Fraud accusations: Retail billionaire used Liechtenstein bank account to hide $68m, says US tax inquiry



Frank Lowy, the billionaire shopping centre tycoon, was yesterday revealed as a client of the notorious Liechtenstein bank LGT, in a US Senate tax evasion investigation that accuses Australia's second-richest man of hiding millions of dollars from authorities.

Lowy, the biggest individual shareholder in listed property firm Westfield, is one of eight individuals named in the investigation into tax evasion, estimated to cost the US $100bn (£50bn) each year.
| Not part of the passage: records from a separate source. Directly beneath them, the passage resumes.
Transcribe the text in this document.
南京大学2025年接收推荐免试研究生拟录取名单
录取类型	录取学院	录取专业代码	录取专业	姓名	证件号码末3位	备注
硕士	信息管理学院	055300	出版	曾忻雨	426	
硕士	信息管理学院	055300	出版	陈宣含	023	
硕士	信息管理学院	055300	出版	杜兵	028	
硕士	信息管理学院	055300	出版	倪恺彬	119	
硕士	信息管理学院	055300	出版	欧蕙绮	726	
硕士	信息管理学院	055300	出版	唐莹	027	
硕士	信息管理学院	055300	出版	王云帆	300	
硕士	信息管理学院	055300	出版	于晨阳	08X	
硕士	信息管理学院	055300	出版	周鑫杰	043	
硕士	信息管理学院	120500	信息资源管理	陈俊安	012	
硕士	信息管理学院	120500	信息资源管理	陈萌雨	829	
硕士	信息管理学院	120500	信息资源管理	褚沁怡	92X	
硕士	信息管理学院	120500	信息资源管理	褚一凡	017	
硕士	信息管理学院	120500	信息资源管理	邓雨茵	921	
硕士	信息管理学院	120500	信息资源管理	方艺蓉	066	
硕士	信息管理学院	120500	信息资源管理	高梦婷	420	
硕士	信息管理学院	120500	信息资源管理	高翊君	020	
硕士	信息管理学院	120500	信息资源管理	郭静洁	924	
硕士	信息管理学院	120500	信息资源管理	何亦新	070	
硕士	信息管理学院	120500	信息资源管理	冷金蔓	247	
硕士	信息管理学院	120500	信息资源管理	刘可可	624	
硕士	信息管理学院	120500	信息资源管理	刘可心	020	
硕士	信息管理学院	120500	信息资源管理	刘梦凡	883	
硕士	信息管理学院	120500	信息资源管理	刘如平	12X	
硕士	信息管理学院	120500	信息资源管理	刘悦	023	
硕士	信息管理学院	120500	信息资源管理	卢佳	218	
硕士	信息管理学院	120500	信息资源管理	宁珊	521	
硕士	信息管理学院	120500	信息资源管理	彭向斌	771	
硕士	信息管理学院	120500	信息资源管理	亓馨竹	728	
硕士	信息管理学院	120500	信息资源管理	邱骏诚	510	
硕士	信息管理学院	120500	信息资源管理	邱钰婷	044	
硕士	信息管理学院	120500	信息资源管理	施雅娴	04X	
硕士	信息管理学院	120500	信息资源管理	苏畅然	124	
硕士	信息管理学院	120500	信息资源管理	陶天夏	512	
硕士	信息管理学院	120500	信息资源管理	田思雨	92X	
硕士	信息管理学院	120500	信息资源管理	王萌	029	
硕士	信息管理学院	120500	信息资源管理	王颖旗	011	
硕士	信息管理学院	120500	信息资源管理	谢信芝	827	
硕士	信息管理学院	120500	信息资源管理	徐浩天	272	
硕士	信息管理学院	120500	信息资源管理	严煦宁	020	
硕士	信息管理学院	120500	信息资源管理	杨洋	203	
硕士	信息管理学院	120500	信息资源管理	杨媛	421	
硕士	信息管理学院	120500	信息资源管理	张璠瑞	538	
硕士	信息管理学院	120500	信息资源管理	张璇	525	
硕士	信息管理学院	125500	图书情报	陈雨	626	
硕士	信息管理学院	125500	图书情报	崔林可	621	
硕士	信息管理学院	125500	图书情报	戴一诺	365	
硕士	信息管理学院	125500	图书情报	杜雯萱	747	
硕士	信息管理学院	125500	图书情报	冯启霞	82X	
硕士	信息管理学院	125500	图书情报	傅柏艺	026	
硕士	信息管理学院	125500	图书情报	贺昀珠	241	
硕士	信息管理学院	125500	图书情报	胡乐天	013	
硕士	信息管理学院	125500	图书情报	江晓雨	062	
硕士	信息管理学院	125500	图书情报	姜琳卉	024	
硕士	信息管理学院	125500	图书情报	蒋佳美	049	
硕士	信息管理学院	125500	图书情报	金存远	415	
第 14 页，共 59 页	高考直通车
He refutes the allegations but in a 110-page report released at a Senate investigations committee hearing, Lowy and his three sons are accused of using LGT to hide $68m from tax authorities between 1996 and 2001 via a complex structure of trusts and accounts spanning Delaware in the US, the British Virgin Isles and Liechtenstein.

Senate investigators have accessed dozens of sensitive bank documents and memos which reveal Lowy's account was one of the largest at LGT. Lowy was considered so valuable a client that he was not required to visit Switzerland to sign off instructions. Instead, LGT officials flew out to meet him in London.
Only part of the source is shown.